One thing you can do, even if not elegant, is to minimize $$\Phi(z)=(x-\lfloor x\rfloor )^2+(y-\lfloor y\rfloor )^2$$ or to solve $$\Psi(z)=(x-\lfloor x\rfloor )+(y-\lfloor y\rfloor )$$ which have a single solution corresponding to $z=39$ and $\Phi(39)=\Psi(39)=0$
On
I was able to use this answer to a similar problem to solve your problem in a methodical non-trial-and-error way.
$$\begin{align} x + y + z &= 240 \\ 97x + 56y + 3z &= 16047 \end{align}$$
Combine these two equations to eliminate $x$. Rewrite as a congruence. Subtract the largest multiple of the modulus to simplify the congruence. Rearrange the congruence.

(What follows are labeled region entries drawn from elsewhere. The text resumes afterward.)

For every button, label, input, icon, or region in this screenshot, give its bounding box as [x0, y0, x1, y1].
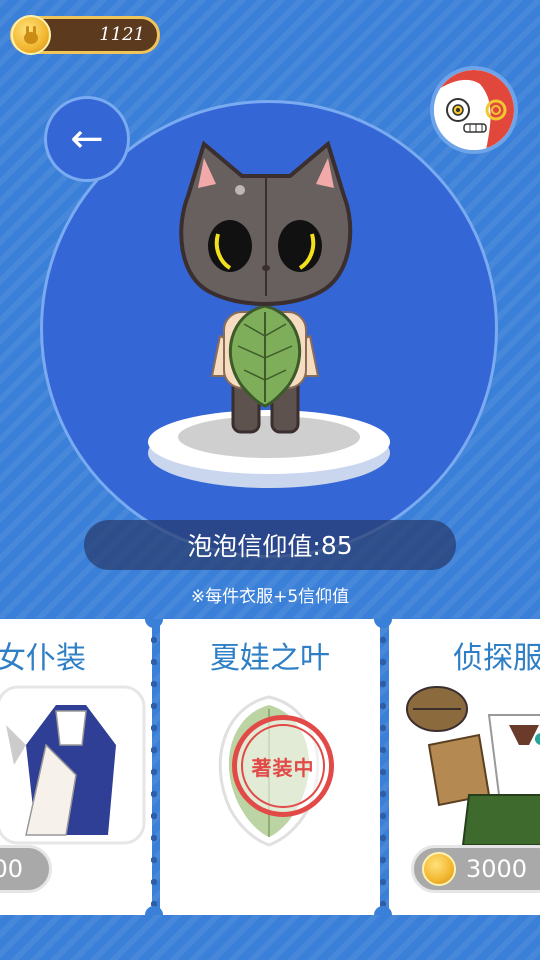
coin-amount: 1121 — [99, 24, 145, 45]
price-value: 3000 — [466, 855, 528, 883]
maid-outfit-icon — [0, 685, 146, 845]
outfit-title: 女仆装 — [0, 641, 86, 676]
faith-label: 泡泡信仰值: — [187, 532, 321, 561]
faith-value: 85 — [320, 530, 353, 560]
bottom-background — [0, 915, 540, 960]
outfit-title: 侦探服 — [453, 641, 540, 676]
price-pill[interactable]: 3000 — [411, 845, 540, 893]
mascot-avatar-icon — [434, 70, 514, 150]
coin-icon — [11, 15, 51, 55]
outfit-card-detective[interactable]: 侦探服 3000 — [389, 619, 540, 915]
mascot-avatar-button[interactable] — [430, 66, 518, 154]
outfit-title: 夏娃之叶 — [210, 641, 330, 676]
detective-outfit-icon — [406, 686, 540, 845]
card-divider — [151, 619, 157, 915]
outfit-carousel[interactable]: 女仆装 2500 夏娃之叶 著装中 侦探服 — [0, 619, 540, 915]
outfit-card-eve-leaf[interactable]: 夏娃之叶 著装中 — [160, 619, 380, 915]
price-pill[interactable]: 2500 — [0, 845, 52, 893]
coin-balance: 1121 — [10, 15, 160, 55]
rabbit-coin-icon — [24, 26, 38, 44]
arrow-left-icon: ← — [70, 116, 104, 162]
price-value: 2500 — [0, 855, 23, 883]
outfit-card-maid[interactable]: 女仆装 2500 — [0, 619, 152, 915]
faith-meter: 泡泡信仰值: 85 — [84, 520, 456, 570]
coin-icon — [422, 852, 456, 886]
equipped-stamp: 著装中 — [232, 715, 334, 817]
faith-note: ※每件衣服+5信仰值 — [190, 587, 350, 607]
cat-character[interactable] — [160, 136, 370, 446]
card-divider — [380, 619, 386, 915]
equipped-label: 著装中 — [241, 724, 325, 808]
back-button[interactable]: ← — [44, 96, 130, 182]
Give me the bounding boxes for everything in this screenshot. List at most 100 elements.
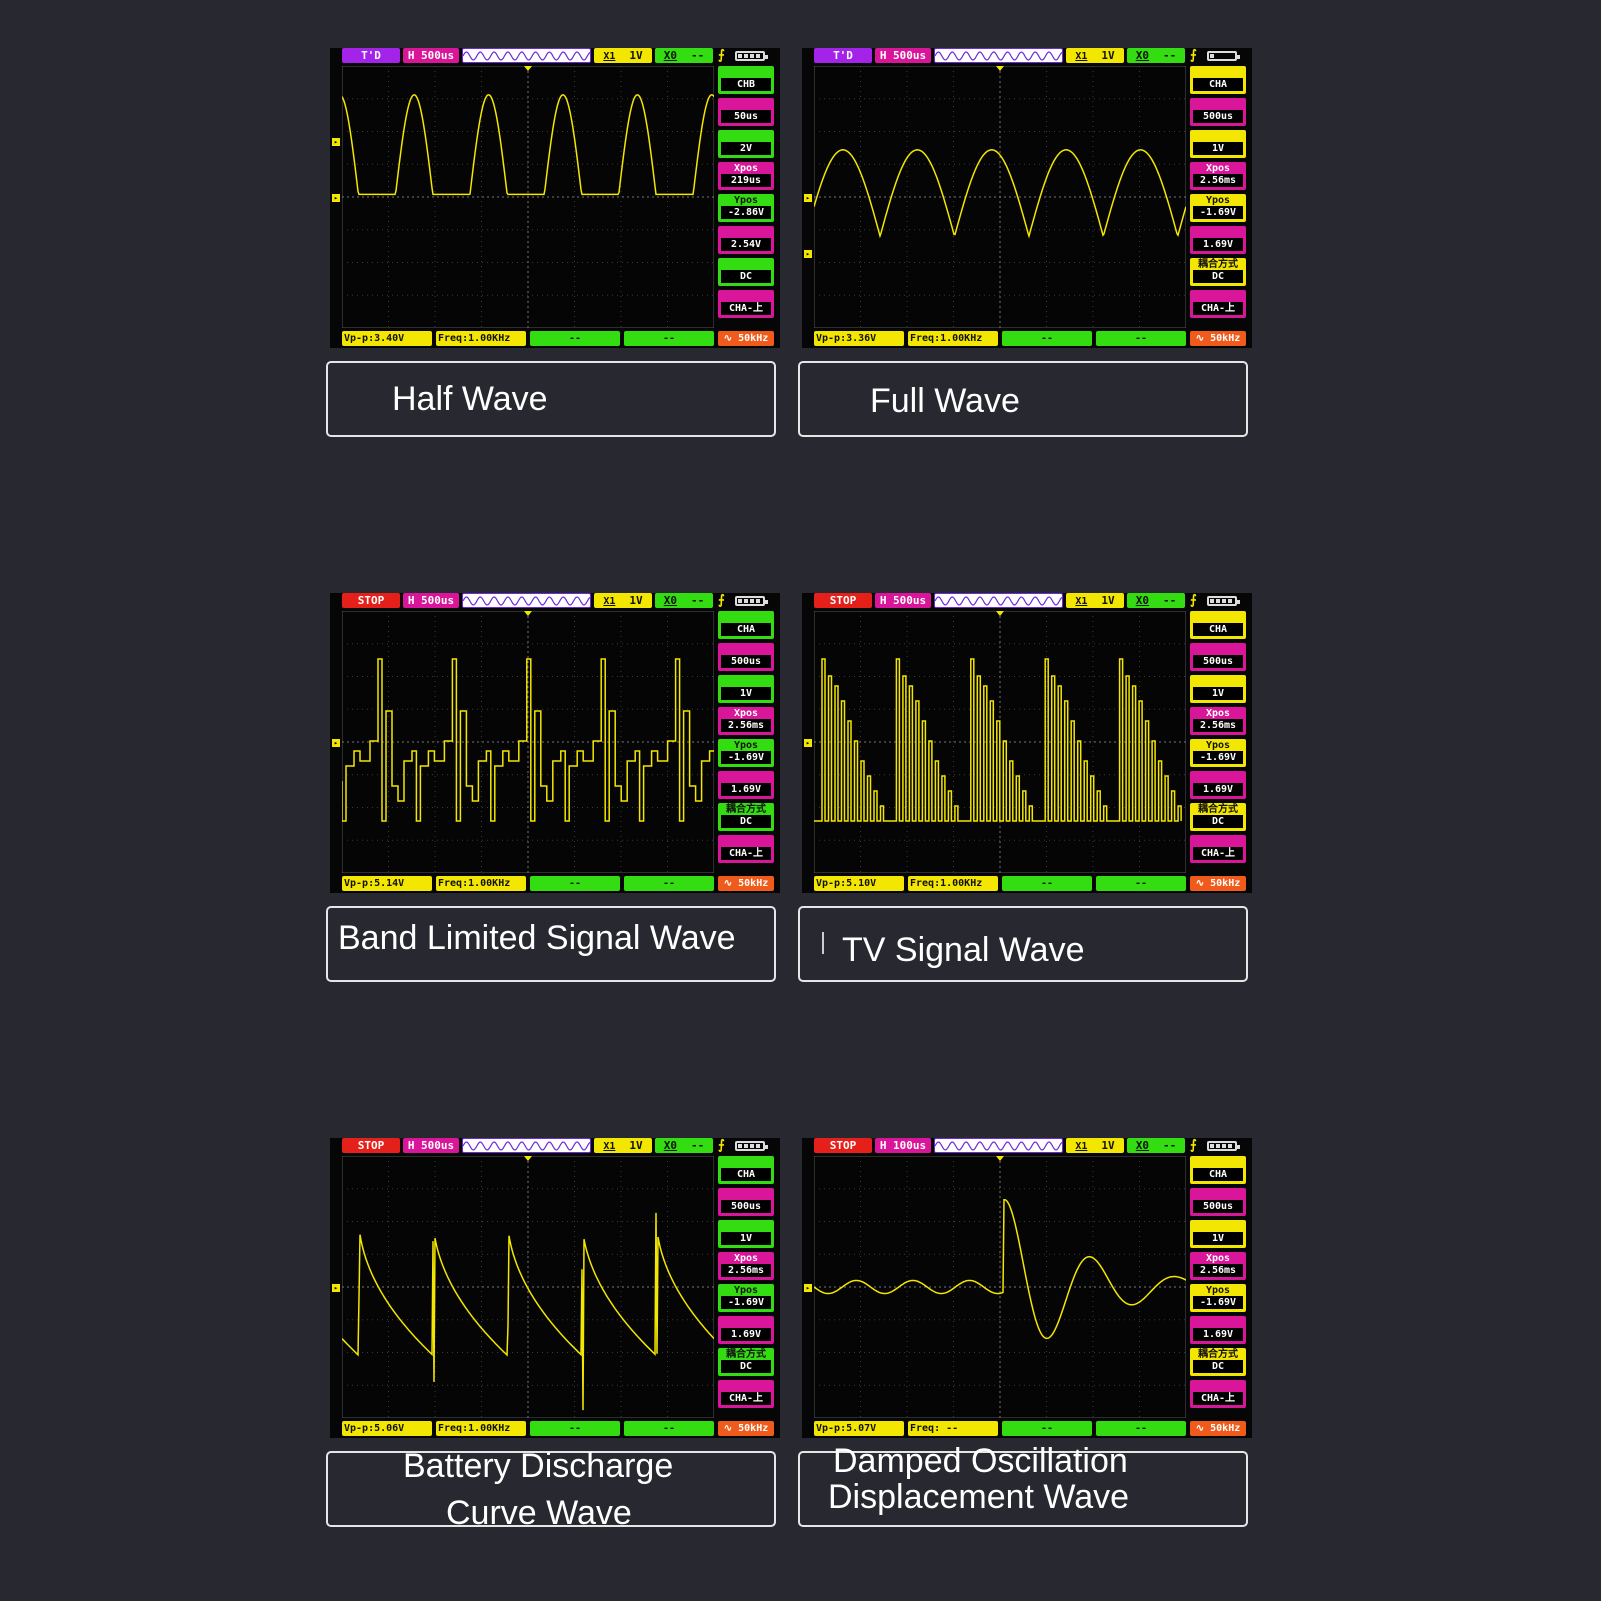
- softkey-label: [718, 1381, 774, 1392]
- side-softkey[interactable]: CHA: [1190, 1156, 1246, 1184]
- softkey-value: 1.69V: [1193, 238, 1243, 251]
- softkey-value: 2V: [721, 142, 771, 155]
- waveform-display: [342, 1156, 714, 1418]
- side-softkey[interactable]: 500us: [718, 643, 774, 671]
- waveform-caption: Half Wave: [326, 361, 776, 437]
- side-softkey[interactable]: 1.69V: [1190, 1316, 1246, 1344]
- channel-b-scale-badge: X0 --: [1127, 593, 1185, 608]
- battery-cell: [1210, 1144, 1214, 1148]
- side-softkey[interactable]: 1.69V: [1190, 226, 1246, 254]
- side-softkey[interactable]: 耦合方式 DC: [718, 803, 774, 831]
- battery-cell: [750, 54, 754, 58]
- side-softkey[interactable]: Ypos -2.86V: [718, 194, 774, 222]
- side-softkey[interactable]: CHA-上: [1190, 290, 1246, 318]
- frequency-readout: Freq:1.00KHz: [908, 876, 998, 891]
- softkey-value: CHA-上: [721, 302, 771, 315]
- softkey-label: [1190, 1157, 1246, 1168]
- softkey-label: [718, 131, 774, 142]
- channel-b-scale-badge: X0 --: [655, 1138, 713, 1153]
- side-softkey[interactable]: 耦合方式 DC: [718, 1348, 774, 1376]
- side-softkey[interactable]: 50us: [718, 98, 774, 126]
- side-softkey[interactable]: Ypos -1.69V: [1190, 194, 1246, 222]
- softkey-value: DC: [721, 270, 771, 283]
- side-softkey[interactable]: Xpos 2.56ms: [1190, 162, 1246, 190]
- softkey-value: CHA: [1193, 78, 1243, 91]
- side-softkey[interactable]: 耦合方式 DC: [1190, 803, 1246, 831]
- side-softkey[interactable]: Ypos -1.69V: [1190, 739, 1246, 767]
- side-softkey[interactable]: Xpos 219us: [718, 162, 774, 190]
- channel-a-label: X1: [603, 1141, 616, 1152]
- measure-slot-4: --: [1096, 331, 1186, 346]
- side-softkey[interactable]: Ypos -1.69V: [718, 739, 774, 767]
- measure-slot-3: --: [530, 1421, 620, 1436]
- side-softkey[interactable]: 1V: [1190, 130, 1246, 158]
- side-softkey[interactable]: 500us: [1190, 643, 1246, 671]
- side-softkey[interactable]: 耦合方式 DC: [1190, 258, 1246, 286]
- side-softkey[interactable]: 2V: [718, 130, 774, 158]
- measure-slot-4: --: [1096, 1421, 1186, 1436]
- softkey-label: [718, 772, 774, 783]
- side-softkey[interactable]: Xpos 2.56ms: [1190, 1252, 1246, 1280]
- channel-b-volts: --: [691, 594, 705, 607]
- side-softkey[interactable]: CHA-上: [718, 1380, 774, 1408]
- side-softkey[interactable]: 500us: [1190, 1188, 1246, 1216]
- softkey-value: 50us: [721, 110, 771, 123]
- side-softkey[interactable]: 1V: [718, 1220, 774, 1248]
- side-softkey[interactable]: 500us: [718, 1188, 774, 1216]
- side-softkey[interactable]: Ypos -1.69V: [718, 1284, 774, 1312]
- side-softkey[interactable]: 500us: [1190, 98, 1246, 126]
- softkey-value: -2.86V: [721, 206, 771, 219]
- side-softkey[interactable]: CHA-上: [718, 835, 774, 863]
- side-softkey[interactable]: 耦合方式 DC: [1190, 1348, 1246, 1376]
- channel-b-label: X0: [1135, 1139, 1149, 1152]
- channel-a-scale-badge: X1 1V: [1066, 48, 1124, 63]
- side-softkey[interactable]: 1V: [1190, 675, 1246, 703]
- side-softkey[interactable]: DC: [718, 258, 774, 286]
- trigger-position-bar: [462, 48, 591, 63]
- channel-b-label: X0: [663, 594, 677, 607]
- channel-a-volts: 1V: [629, 594, 643, 607]
- sample-wave-icon: ∿: [1195, 333, 1211, 344]
- timebase-badge: H 100us: [875, 1138, 931, 1153]
- timebase-badge: H 500us: [403, 593, 459, 608]
- side-softkey[interactable]: CHA: [718, 611, 774, 639]
- side-softkey[interactable]: CHB: [718, 66, 774, 94]
- battery-cell: [750, 599, 754, 603]
- side-softkey[interactable]: 2.54V: [718, 226, 774, 254]
- softkey-label: [1190, 291, 1246, 302]
- measure-slot-4: --: [624, 876, 714, 891]
- side-softkey[interactable]: Xpos 2.56ms: [718, 1252, 774, 1280]
- side-softkey[interactable]: CHA: [1190, 611, 1246, 639]
- side-softkey[interactable]: Xpos 2.56ms: [1190, 707, 1246, 735]
- side-softkey[interactable]: CHA: [718, 1156, 774, 1184]
- side-softkey[interactable]: 1V: [1190, 1220, 1246, 1248]
- battery-cell: [744, 54, 748, 58]
- softkey-label: Xpos: [733, 163, 759, 174]
- softkey-label: [718, 1221, 774, 1232]
- softkey-value: DC: [721, 815, 771, 828]
- battery-icon: [735, 596, 768, 606]
- frequency-readout: Freq:1.00KHz: [908, 331, 998, 346]
- side-softkey[interactable]: CHA: [1190, 66, 1246, 94]
- vpp-readout: Vp-p:5.07V: [814, 1421, 904, 1436]
- softkey-label: Xpos: [733, 708, 759, 719]
- softkey-value: 1V: [1193, 687, 1243, 700]
- softkey-value: 2.56ms: [721, 719, 771, 732]
- softkey-value: CHA-上: [1193, 847, 1243, 860]
- mini-wave-icon: [935, 51, 1062, 61]
- side-softkey[interactable]: Xpos 2.56ms: [718, 707, 774, 735]
- vpp-readout: Vp-p:5.14V: [342, 876, 432, 891]
- side-softkey[interactable]: Ypos -1.69V: [1190, 1284, 1246, 1312]
- channel-b-volts: --: [1163, 49, 1177, 62]
- side-softkey[interactable]: 1.69V: [1190, 771, 1246, 799]
- side-softkey[interactable]: 1.69V: [718, 771, 774, 799]
- caption-line: Battery Discharge: [403, 1447, 674, 1485]
- softkey-value: DC: [721, 1360, 771, 1373]
- side-softkey[interactable]: 1V: [718, 675, 774, 703]
- side-softkey[interactable]: CHA-上: [1190, 835, 1246, 863]
- side-softkey[interactable]: 1.69V: [718, 1316, 774, 1344]
- side-softkey[interactable]: CHA-上: [1190, 1380, 1246, 1408]
- side-softkey[interactable]: CHA-上: [718, 290, 774, 318]
- softkey-label: Ypos: [1205, 1285, 1231, 1296]
- softkey-label: 耦合方式: [1198, 804, 1238, 815]
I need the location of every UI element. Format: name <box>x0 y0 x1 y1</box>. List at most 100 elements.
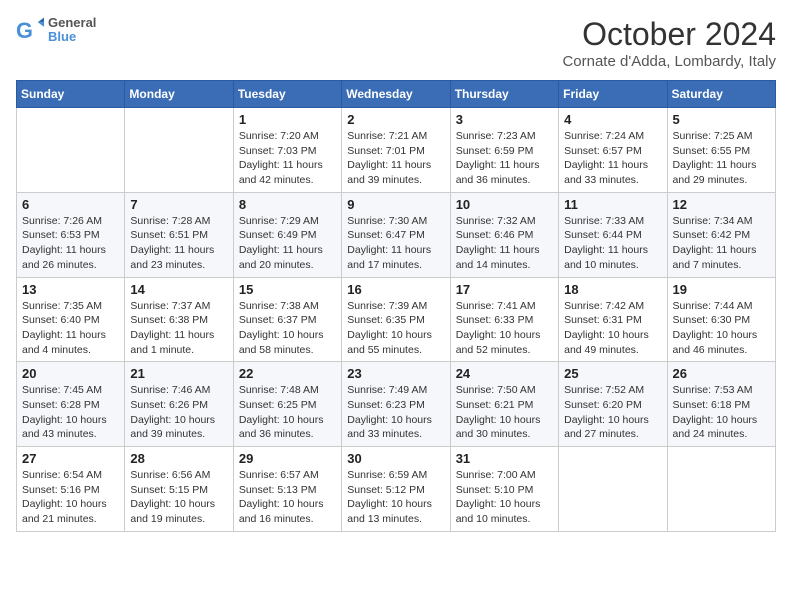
calendar-cell: 27 Sunrise: 6:54 AMSunset: 5:16 PMDayligh… <box>17 447 125 532</box>
calendar-cell: 24Sunrise: 7:50 AMSunset: 6:21 PMDayligh… <box>450 362 558 447</box>
calendar-cell: 17 Sunrise: 7:41 AMSunset: 6:33 PMDayligh… <box>450 277 558 362</box>
calendar-cell: 21Sunrise: 7:46 AMSunset: 6:26 PMDayligh… <box>125 362 233 447</box>
day-number: 10 <box>456 197 553 212</box>
weekday-header: Sunday <box>17 81 125 108</box>
logo-blue: Blue <box>48 29 76 44</box>
calendar-cell: 18 Sunrise: 7:42 AMSunset: 6:31 PMDayligh… <box>559 277 667 362</box>
day-info: Sunrise: 7:21 AMSunset: 7:01 PMDaylight:… <box>347 129 444 188</box>
day-number: 22 <box>239 366 336 381</box>
day-info: Sunrise: 7:53 AMSunset: 6:18 PMDaylight:… <box>673 383 770 442</box>
day-number: 6 <box>22 197 119 212</box>
calendar-cell <box>17 108 125 193</box>
calendar-cell <box>125 108 233 193</box>
day-info: Sunrise: 7:32 AMSunset: 6:46 PMDaylight:… <box>456 214 553 273</box>
weekday-header: Thursday <box>450 81 558 108</box>
day-info: Sunrise: 7:35 AMSunset: 6:40 PMDaylight:… <box>22 299 119 358</box>
day-number: 31 <box>456 451 553 466</box>
day-info: Sunrise: 7:23 AMSunset: 6:59 PMDaylight:… <box>456 129 553 188</box>
day-number: 26 <box>673 366 770 381</box>
day-number: 1 <box>239 112 336 127</box>
calendar-cell: 8Sunrise: 7:29 AMSunset: 6:49 PMDaylight… <box>233 192 341 277</box>
day-info: Sunrise: 7:45 AMSunset: 6:28 PMDaylight:… <box>22 383 119 442</box>
day-info: Sunrise: 7:00 AMSunset: 5:10 PMDaylight:… <box>456 468 553 527</box>
calendar-cell: 4 Sunrise: 7:24 AMSunset: 6:57 PMDaylight… <box>559 108 667 193</box>
day-info: Sunrise: 7:25 AMSunset: 6:55 PMDaylight:… <box>673 129 770 188</box>
weekday-header: Monday <box>125 81 233 108</box>
day-info: Sunrise: 7:34 AMSunset: 6:42 PMDaylight:… <box>673 214 770 273</box>
calendar-week-row: 27 Sunrise: 6:54 AMSunset: 5:16 PMDayligh… <box>17 447 776 532</box>
calendar-cell: 22 Sunrise: 7:48 AMSunset: 6:25 PMDayligh… <box>233 362 341 447</box>
calendar-cell: 3 Sunrise: 7:23 AMSunset: 6:59 PMDaylight… <box>450 108 558 193</box>
day-number: 9 <box>347 197 444 212</box>
calendar-week-row: 13 Sunrise: 7:35 AMSunset: 6:40 PMDayligh… <box>17 277 776 362</box>
calendar-cell: 13 Sunrise: 7:35 AMSunset: 6:40 PMDayligh… <box>17 277 125 362</box>
day-info: Sunrise: 6:59 AMSunset: 5:12 PMDaylight:… <box>347 468 444 527</box>
day-number: 8 <box>239 197 336 212</box>
calendar-cell: 19 Sunrise: 7:44 AMSunset: 6:30 PMDayligh… <box>667 277 775 362</box>
calendar-cell: 14Sunrise: 7:37 AMSunset: 6:38 PMDayligh… <box>125 277 233 362</box>
day-number: 11 <box>564 197 661 212</box>
day-number: 16 <box>347 282 444 297</box>
weekday-header: Wednesday <box>342 81 450 108</box>
day-number: 27 <box>22 451 119 466</box>
calendar-cell: 28Sunrise: 6:56 AMSunset: 5:15 PMDayligh… <box>125 447 233 532</box>
calendar-cell: 6 Sunrise: 7:26 AMSunset: 6:53 PMDaylight… <box>17 192 125 277</box>
day-number: 3 <box>456 112 553 127</box>
calendar-cell: 5Sunrise: 7:25 AMSunset: 6:55 PMDaylight… <box>667 108 775 193</box>
calendar-week-row: 20 Sunrise: 7:45 AMSunset: 6:28 PMDayligh… <box>17 362 776 447</box>
day-info: Sunrise: 6:56 AMSunset: 5:15 PMDaylight:… <box>130 468 227 527</box>
calendar-cell <box>667 447 775 532</box>
weekday-header: Friday <box>559 81 667 108</box>
day-info: Sunrise: 7:50 AMSunset: 6:21 PMDaylight:… <box>456 383 553 442</box>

$$\begin{align} 41y + 94z & = 7233 \\ 7233 - 94z & \cong 0 mod 41 \\ 17 - 94z & \cong 0 mod 41 \\ 94z & \cong 17 mod 41 \end{align}$$
Now we start using the repetitive technique in the linked answer.
Rewrite the congruence as an equation with an integer solution. Introduce variables as needed; these are denoted by capital letters. Keep simplifying and rewriting until the fractions are gone.
$$\begin{align} 94z & = 41J + 17 \\ J & = \frac{94z - 17}{41} = 2z + \frac{12z - 17}{41} \\ \text{Let } K & = \frac{12z - 17}{41} \\ \text{Then } z & = \frac{41K + 17}{12} = 3K + \frac{5K + 17}{12} \\ \text{Let } L & = \frac{5K + 17}{12} \\ \text{Then } K & = \frac{12L - 17}{5} = 2L + \frac{2L - 17}{5} \\ \text{Let } M & = \frac{2L - 17}{5} \\ \text{Then } L & = \frac{5M + 17}{2} = 2M + \frac{M + 17}{2} \\ \text{Let } N & = \frac{M + 17}{2} \\ \text{Then } M & = 2N - 17 \end{align}$$
$J$, $K$, $L$, $M$, $N$ all $\in \mathbb N$
Now start plugging back in from bottom up:
$$\begin{align} L & = 2M + \frac{M + 17}{2} \\ & = 2(2N - 17) + \frac{2N - 17 + 17}{2} \\ & = 5N - 34 \\ \\ K & = 2L + \frac{2L - 17}{5} \\ & = 2(5N - 34) + \frac{2(5N - 34) - 17}{5} \\ & = 12N - 85 \\ \\ z & = 3K + \frac{5K + 17}{12} \\ & = 3(12N - 85) + \frac{5(12N - 85) + 17}{12} \\ & = 41N - 289 \end{align}$$
We are given that $x$, $y$, $z$ all $\gt 0$, so $41N \gt 289$, so $N \ge 8$. Pick $N = 8$ because it's the smallest. Then:
$$\begin{align} N & = 8 \\ \\ z & = 41N - 289 \\ & = 39 \\ \\ y & = \frac{7233 - 94z}{41} \\ & = \frac{7233 - 94(39)}{41} \\ & = 87 \\ \\ x & = 240 - y - z \\ & = 240 - 87 - 39 \\ & = 114 \end{align}$$
Final solution:$$\require\enclose \enclose{box}{ \begin{align} x & = 114 \\ y & = 87 \\ z & = 39 \end{align}}$$
Checking:$$\begin{align} 97x + 56y + 3z & = 97(114) + 56(87) + 3(39) \\ & = 16047 \end{align}$$
If we try $N \ge 9$, we have: $$\begin{align} N & \ge 9 \\ z & = 41N - 289 \\ & \ge 41(9) - 289 \\ & \ge 80 \\ y & = \frac{7233 - 94z}{41} \\ & \le \frac{7233 - 94(80)}{41} \\ & \le -7 \end{align}$$
So the solution above is the only one.
You mention in the comments that you derived a third equation from the first two, $94x+53y= 15327$, and you are looking for solutions where $x,y \in \mathbb{N}$. This is known as a linear Diophantine equation in two variables (with the additional constraint that $x$ and $y$ must be positive). You can find a complete procedure for solving such equations here. If you are curious about why this procedure works or if you find yourself confused by the Wolfram page, a more complete explanation is found in this lecture.